V.K. Rao, a member from Kite Club India, Bengaluru, said, “We have prepared many types of kites, especially for Dasara Festival. Our main kite is a 15 X 15 feet kite that carries the message ‘Mysuru Dasara Swagata’ (Welcome to Mysuru Dasara). We have a huge kite that carries the message to save nature and protect earth. We are also displaying Stunt Kites, Series Kites, Dragon Kites, Ring Kites etc. The Stunt Kites are of three types. We have one that gives out a fog, the other has a tail and one is without the tail. The Dragon Kite that we fly has a fire effect at its end and thus it is a night-flying kite. We have a special 3D Kite too for the occasion. Since yesterday we have been flying kites of various varieties and shapes like Octopus Kite, Pilot Kite, Ring Kite etc. We have done kite flying in Kannada movies like Galipata and Sipayi and also for election campaigns. We practice kite flying and making at HMT ground in RT Nagar.”
Dreamz Kite Group from Surat had prepared a special Cobra Kite and an Inflatable Kite.
Ramya, one of the visitors who came to witness the event said, “It is very pleasing to see the kites flying in the air. It makes me curious about how these kites are designed and how attractive all of these look when they fly together. Other Mysureans, kids and families brought their own kites and enjoyed flying them high in the sky in a Kite Flying Extravaganza that concludes this evening.
The Kite Festival, organised by the District Administration and Department of Tourism as a prelude to Dasara celebrations, was inaugurated yesterday by District Minister G. T. Devegowda in the presence of Housing Minister U.T. Khader, MLAs Taveer Sait, Ashwin Kumar, Harshavardhan and L. Nagendra and Mysuru DC Abhiram Shankar.

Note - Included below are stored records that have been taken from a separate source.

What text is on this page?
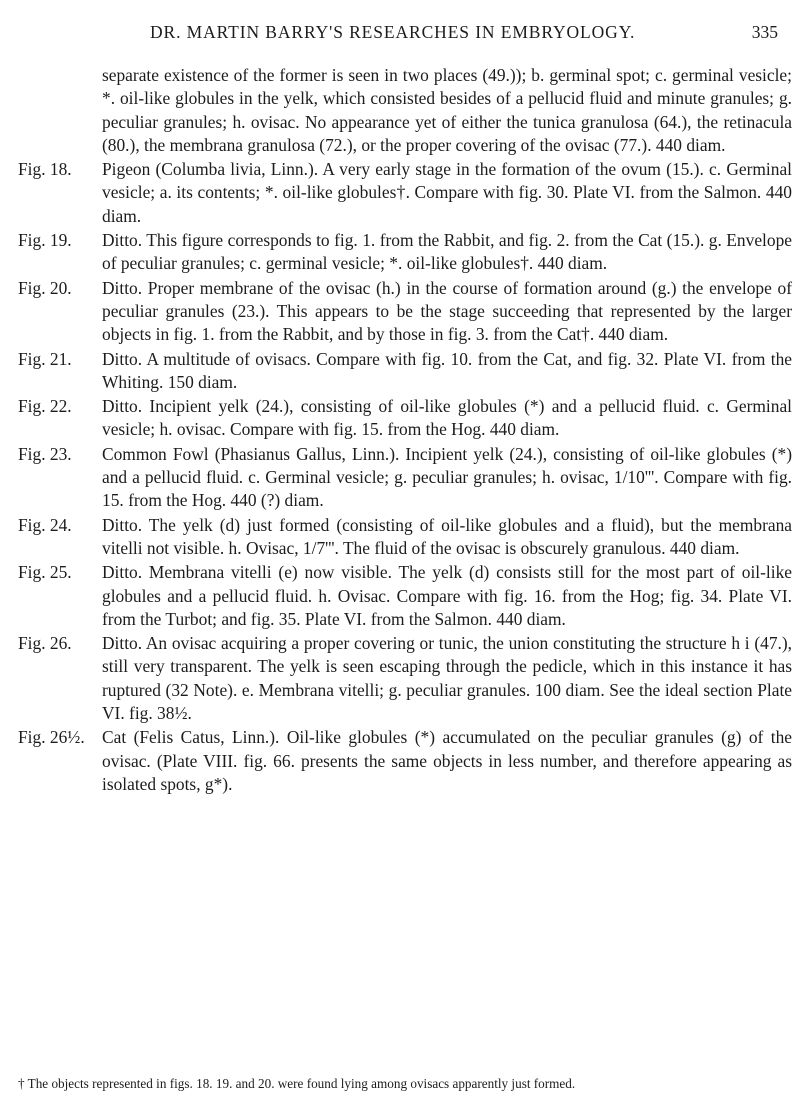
DR. MARTIN BARRY'S RESEARCHES IN EMBRYOLOGY.	335
separate existence of the former is seen in two places (49.)); b. germinal spot; c. germinal vesicle; *. oil-like globules in the yelk, which consisted besides of a pellucid fluid and minute granules; g. peculiar granules; h. ovisac. No appearance yet of either the tunica granulosa (64.), the retinacula (80.), the membrana granulosa (72.), or the proper covering of the ovisac (77.). 440 diam.
Fig. 18.	Pigeon (Columba livia, Linn.). A very early stage in the formation of the ovum (15.). c. Germinal vesicle; a. its contents; *. oil-like globules†. Compare with fig. 30. Plate VI. from the Salmon. 440 diam.
Fig. 19.	Ditto. This figure corresponds to fig. 1. from the Rabbit, and fig. 2. from the Cat (15.). g. Envelope of peculiar granules; c. germinal vesicle; *. oil-like globules†. 440 diam.
Fig. 20.	Ditto. Proper membrane of the ovisac (h.) in the course of formation around (g.) the envelope of peculiar granules (23.). This appears to be the stage succeeding that represented by the larger objects in fig. 1. from the Rabbit, and by those in fig. 3. from the Cat†. 440 diam.
Fig. 21.	Ditto. A multitude of ovisacs. Compare with fig. 10. from the Cat, and fig. 32. Plate VI. from the Whiting. 150 diam.
Fig. 22.	Ditto. Incipient yelk (24.), consisting of oil-like globules (*) and a pellucid fluid. c. Germinal vesicle; h. ovisac. Compare with fig. 15. from the Hog. 440 diam.
Fig. 23.	Common Fowl (Phasianus Gallus, Linn.). Incipient yelk (24.), consisting of oil-like globules (*) and a pellucid fluid. c. Germinal vesicle; g. peculiar granules; h. ovisac, 1/10'''. Compare with fig. 15. from the Hog. 440 (?) diam.
Fig. 24.	Ditto. The yelk (d) just formed (consisting of oil-like globules and a fluid), but the membrana vitelli not visible. h. Ovisac, 1/7'''. The fluid of the ovisac is obscurely granulous. 440 diam.
Fig. 25.	Ditto. Membrana vitelli (e) now visible. The yelk (d) consists still for the most part of oil-like globules and a pellucid fluid. h. Ovisac. Compare with fig. 16. from the Hog; fig. 34. Plate VI. from the Turbot; and fig. 35. Plate VI. from the Salmon. 440 diam.
Fig. 26.	Ditto. An ovisac acquiring a proper covering or tunic, the union constituting the structure h i (47.), still very transparent. The yelk is seen escaping through the pedicle, which in this instance it has ruptured (32 Note). e. Membrana vitelli; g. peculiar granules. 100 diam. See the ideal section Plate VI. fig. 38½.
Fig. 26½. Cat (Felis Catus, Linn.). Oil-like globules (*) accumulated on the peculiar granules (g) of the ovisac. (Plate VIII. fig. 66. presents the same objects in less number, and therefore appearing as isolated spots, g*).
† The objects represented in figs. 18. 19. and 20. were found lying among ovisacs apparently just formed.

Kites resembling Garuda, Human Skeleton, Charlie Chaplain, Goddess Chamundeshwari, the presiding deity and LED Kites, stole the gala opening.

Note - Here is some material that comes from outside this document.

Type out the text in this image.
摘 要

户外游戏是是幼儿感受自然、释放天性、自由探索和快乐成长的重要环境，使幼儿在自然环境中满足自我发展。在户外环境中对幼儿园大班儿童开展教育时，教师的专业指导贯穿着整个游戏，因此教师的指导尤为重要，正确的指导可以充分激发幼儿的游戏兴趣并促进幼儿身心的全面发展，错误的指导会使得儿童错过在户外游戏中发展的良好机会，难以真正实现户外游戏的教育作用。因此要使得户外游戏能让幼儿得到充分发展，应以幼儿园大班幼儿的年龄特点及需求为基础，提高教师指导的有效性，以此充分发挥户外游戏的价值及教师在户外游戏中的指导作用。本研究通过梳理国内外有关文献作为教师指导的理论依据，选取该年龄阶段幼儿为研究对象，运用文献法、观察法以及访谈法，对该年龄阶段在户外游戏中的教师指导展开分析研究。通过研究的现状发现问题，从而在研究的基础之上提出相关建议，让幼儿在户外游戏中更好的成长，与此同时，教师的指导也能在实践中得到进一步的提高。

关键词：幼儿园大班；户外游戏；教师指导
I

Enthusiastic participants flew over 150 varieties of kites amidst music by Stone Age Band when the event took off. Thirty professional kite flyers of different teams are showing off their skills at the fest. They flew kites of all shapes and sizes for more than four to five hours yesterday. Kids took delight in wild animals and birds that flew high in the sky. Participants also exhibited the kites depicting cultural tradition of Dasara. Kite flyers, however, were disappointed a bit in the evening, when poor wind did not allow them to showcase their flying skills.

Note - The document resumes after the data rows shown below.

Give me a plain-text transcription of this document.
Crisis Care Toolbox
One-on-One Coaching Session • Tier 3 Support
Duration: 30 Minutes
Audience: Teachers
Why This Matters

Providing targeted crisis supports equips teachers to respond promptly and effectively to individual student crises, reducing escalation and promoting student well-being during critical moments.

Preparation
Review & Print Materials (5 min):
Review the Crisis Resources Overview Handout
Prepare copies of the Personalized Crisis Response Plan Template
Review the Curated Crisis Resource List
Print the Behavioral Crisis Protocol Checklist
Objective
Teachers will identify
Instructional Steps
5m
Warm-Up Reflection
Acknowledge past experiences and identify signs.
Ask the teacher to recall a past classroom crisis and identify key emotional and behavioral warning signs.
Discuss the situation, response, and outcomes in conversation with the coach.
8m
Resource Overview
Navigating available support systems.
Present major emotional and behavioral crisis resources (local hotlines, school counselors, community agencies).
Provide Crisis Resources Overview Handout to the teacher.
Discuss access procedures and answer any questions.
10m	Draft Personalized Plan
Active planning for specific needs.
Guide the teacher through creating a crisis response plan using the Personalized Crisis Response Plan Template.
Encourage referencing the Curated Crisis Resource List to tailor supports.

Youths, in particular girls and children who participated in large numbers, took selfies thrilled by the magnificent fireworks of LED Kites and other varieties.
While ice-cream and cucumber vendors did a roaring business at the venue, children enjoyed some fun games and people made a beeline for food trucks serving traditional girmit, chokri chat, paav baaji, momos and other lip-smacking snacks.